Узурпация Максенция и безумные амбиции Максимиана создавали новое препятствие; и я убежден, что именно из-за этих трудностей Галерий пожелал придать своим действиям видимость законности, заручившись согласием Диоклетиана, который был как бы отцом всех правящих тогда князей и чье достоинство, сохраненное им в отставке, все еще внушало почтение. Поэтому Галерий пригласил его прибыть в Карнунт в Паннонии, где он тогда находился, чтобы они могли посовещаться. Именно в этот город явился Максимиан, неожиданный и нежеланный, с планами, совершенно отличными от их замыслов. По-видимому, он намеревался добиться от Диоклетиана личными просьбами того, чего не смог достичь письмами, и склонить его вновь принять верховную власть, чтобы, как он говорил, империя, восстановленная и сохраненная их многолетними трудами, не оказалась во власти неразумной молодежи, которая сама себя впутывала в управление, к которому была неспособна. Диоклетиану нетрудно было разглядеть за этими красивыми словами и рассуждениями об общественном благе личный интерес, двигавший его коллегой; но, не вдаваясь в бесполезные объяснения, он ограничился восхвалением сладости покоя, которым наслаждался в отставке, и, вероятно, именно тогда привел в пример овощи со своего огорода, предпочитая их всем почестям. Таким образом, в Карнунте все прошло мирно. Лициний был провозглашен Августом Галерием в присутствии Диоклетиана и Максимиана 11 ноября того же 307 года, когда был убит Север, и получил в управление Паннонию и Рецию, ожидая, вероятно, Италию, когда Максенций будет лишен ее.

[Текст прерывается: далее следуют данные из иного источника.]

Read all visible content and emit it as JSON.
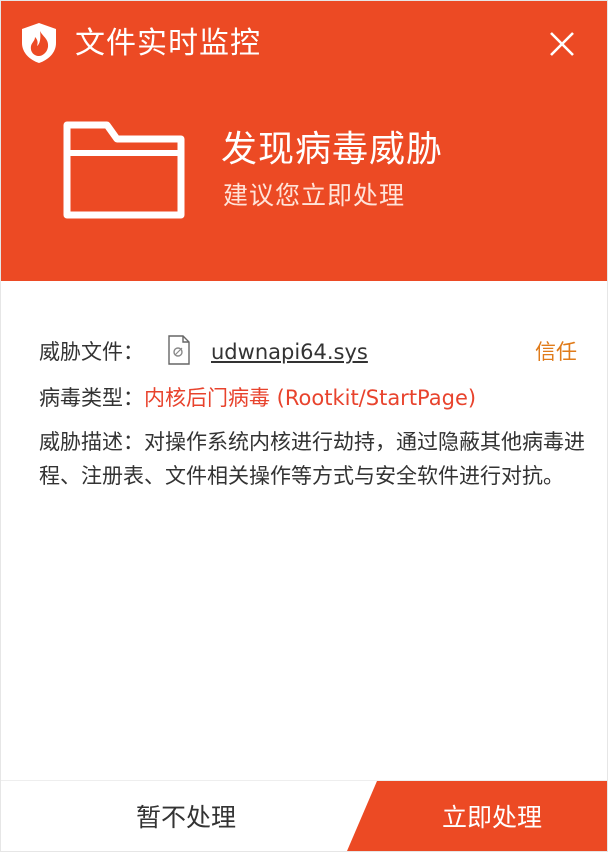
{
  "window": {
    "title": "文件实时监控",
    "close_icon": "close-icon",
    "app_icon": "shield-flame-icon"
  },
  "alert": {
    "icon": "folder-icon",
    "title": "发现病毒威胁",
    "subtitle": "建议您立即处理"
  },
  "details": {
    "file_label": "威胁文件：",
    "file_icon": "file-icon",
    "file_name": "udwnapi64.sys",
    "trust_label": "信任",
    "type_label": "病毒类型：",
    "type_value": "内核后门病毒 (Rootkit/StartPage)",
    "desc_label": "威胁描述：",
    "desc_value": "对操作系统内核进行劫持，通过隐蔽其他病毒进程、注册表、文件相关操作等方式与安全软件进行对抗。"
  },
  "actions": {
    "ignore_label": "暂不处理",
    "handle_label": "立即处理"
  },
  "colors": {
    "header_bg": "#ec4a24",
    "danger_text": "#e8432d",
    "trust_text": "#e07b1a"
  }
}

Назначив Лициния Августом, Галерий подтвердил и усугубил опалу Максимиана. Тем не менее, кажется, он хотел утешить его некоторыми знаками внимания и даже позволил ему сохранить почести и титул Августа, сделав его своим коллегой по консулату на следующий 308 год и даже предоставив ему первое место.

Здесь я должен предупредить, что со времени узурпации Максенция путаница, царившая в империи, внесла большой беспорядок в летописи, так что консулаты всех этих лет сильно запутаны. Максенций никогда не признавался Галерием, главой империи, и, в свою очередь, Галерий не признавался в Риме, где господствовал Максенций. Каждый из этих двух князей назначал своих консулов и не принимал назначенных другим. Отсюда множество недоразумений, которые часто очень трудно разъяснить. Здесь не место вдаваться в подобные дискуссии: любопытствующие могут обратиться к г-ну де Тиллемону.

Максимиан, Август по титулу и обладающий бесплодными почестями консулата, который даже не признавался в Риме, недолго оставался у Галерия. В 308 году он вернулся в Галлию, где Константин предоставил ему убежище, еще не научившись не доверять своему тестю и его неисцелимой страсти к власти, которая владела этим честолюбивым стариком. Тот, чтобы поддержать доверчивость зятя, сделал вид, что проявляет умеренность, и во второй раз сложил с себя пурпур. Он рассчитывал таким образом избавиться от всех подозрений и тем вернее восстановить свое положение, чем тише и скрытнее будут его маневры. Легковерие Константина способствовало коварным надеждам Максимиана. Молодой император не только обеспечил тестю жизнь в императорской роскоши в качестве частного лица, но и проявлял к нему крайнюю почтительность: он хотел, чтобы подданные почитали Максимиана и повиновались ему, и сам подавал им пример, следуя его советам, угадывая его желания, оставляя себе почти лишь почет верховной власти, а ему – ее реальную силу.